Although the corona crisis does not make European cooperation easier, Segers also sees some potential silver linings. “An unexpected crisis like this forces you to consider scenarios you might normally ignore. For example, the European Commission is entering previously uncharted socio-economic waters with its plans for a type of part-time unemployment benefit scheme. That’s not only innovative, but possibly adequate, too, since it answers the question that has been begging for an answer: what does European integration actually bring us in everyday life? “

Fifty shades of grey

Some feel that if the EU wants to make a difference in European lives, it’s necessary to further integrate politically. According to them, the current crisis is not just a fork in the road, it’s a do-or-die situation for the EU. Segers: “The corona crisis is a challenge, but European treaties often offer a way out. They’re very general and leave a lot of room for customising policy to regional needs and circumstances. Current political discussions often ignore those possibilities and resort to the idea of a political union. The idea that such a union will solve all current problems is an illusion. ”

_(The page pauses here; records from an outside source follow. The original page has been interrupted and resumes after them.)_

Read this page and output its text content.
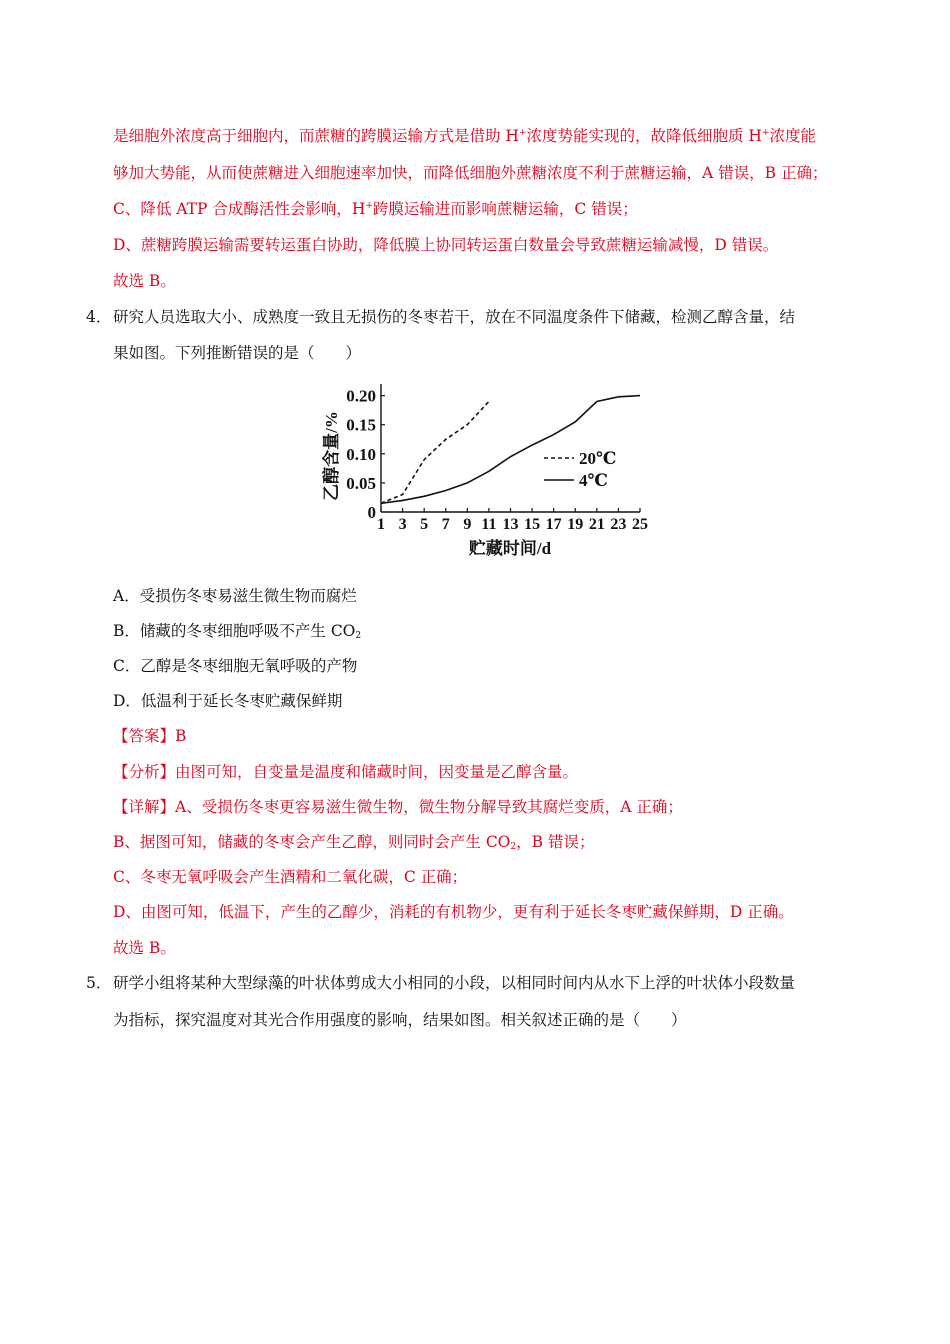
是细胞外浓度高于细胞内，而蔗糖的跨膜运输方式是借助 H+浓度势能实现的，故降低细胞质 H+浓度能
够加大势能，从而使蔗糖进入细胞速率加快，而降低细胞外蔗糖浓度不利于蔗糖运输，A 错误，B 正确；
C、降低 ATP 合成酶活性会影响，H+跨膜运输进而影响蔗糖运输，C 错误；
D、蔗糖跨膜运输需要转运蛋白协助，降低膜上协同转运蛋白数量会导致蔗糖运输减慢，D 错误。
故选 B。
4． 研究人员选取大小、成熟度一致且无损伤的冬枣若干，放在不同温度条件下储藏，检测乙醇含量，结
果如图。下列推断错误的是（　　）
0
0.05
0.10
0.15
0.20
1 3 5 7 9 11 13 15 17 19 21 23 25
乙醇含量/%
贮藏时间/d
20℃
4℃
A．受损伤冬枣易滋生微生物而腐烂
B．储藏的冬枣细胞呼吸不产生 $CO_2$
C．乙醇是冬枣细胞无氧呼吸的产物
D．低温利于延长冬枣贮藏保鲜期
【答案】B
【分析】由图可知，自变量是温度和储藏时间，因变量是乙醇含量。
【详解】A、受损伤冬枣更容易滋生微生物，微生物分解导致其腐烂变质，A 正确；
B、据图可知，储藏的冬枣会产生乙醇，则同时会产生 $CO_2$，B 错误；
C、冬枣无氧呼吸会产生酒精和二氧化碳，C 正确；
D、由图可知，低温下，产生的乙醇少，消耗的有机物少，更有利于延长冬枣贮藏保鲜期，D 正确。
故选 B。
5． 研学小组将某种大型绿藻的叶状体剪成大小相同的小段，以相同时间内从水下上浮的叶状体小段数量
为指标，探究温度对其光合作用强度的影响，结果如图。相关叙述正确的是（　　）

And the do-or-die for the EU?

Again, Segers is sceptical: “There have been many so-called “existential” crises in European history, but precisely because the agreements are so general, European cooperation is always fluid. Neither a European superstate nor a return to a world without European cooperation is realistic. So you’re left with the 50 shades of grey in between those extremes. There lie thousands of possible combinations.”

The trick is to find a combination that works for all. To do so, self-reflection is necessary. After the difficult Eurozone negotiations, Segers recommended Dutch Minister Hoekstra to read Thomas Mann’s The Magic Mountain. He suggested the book might improve Hoekstra’s understanding of the southern countries and foster a more realistic self-image. Segers’s bookshelves also hold a recommendation for the reader of this article: The Bridge on the Drina by Yugoslav author Ivo Andrić.

“It’s a story about the Balkans that spans centuries,” Segers explains enthusiastically. “The bridge is the main character. It’s about the fate of a region that is a plaything of geopolitical forces. The tragedy is that you always have to deal with circumstances that determine your future to a large extent without being able to really influence it. It’s a wonderful book to foster a sense of reality while also showing the beauty and tragedy of cultural diversity. We can learn a great deal from it.”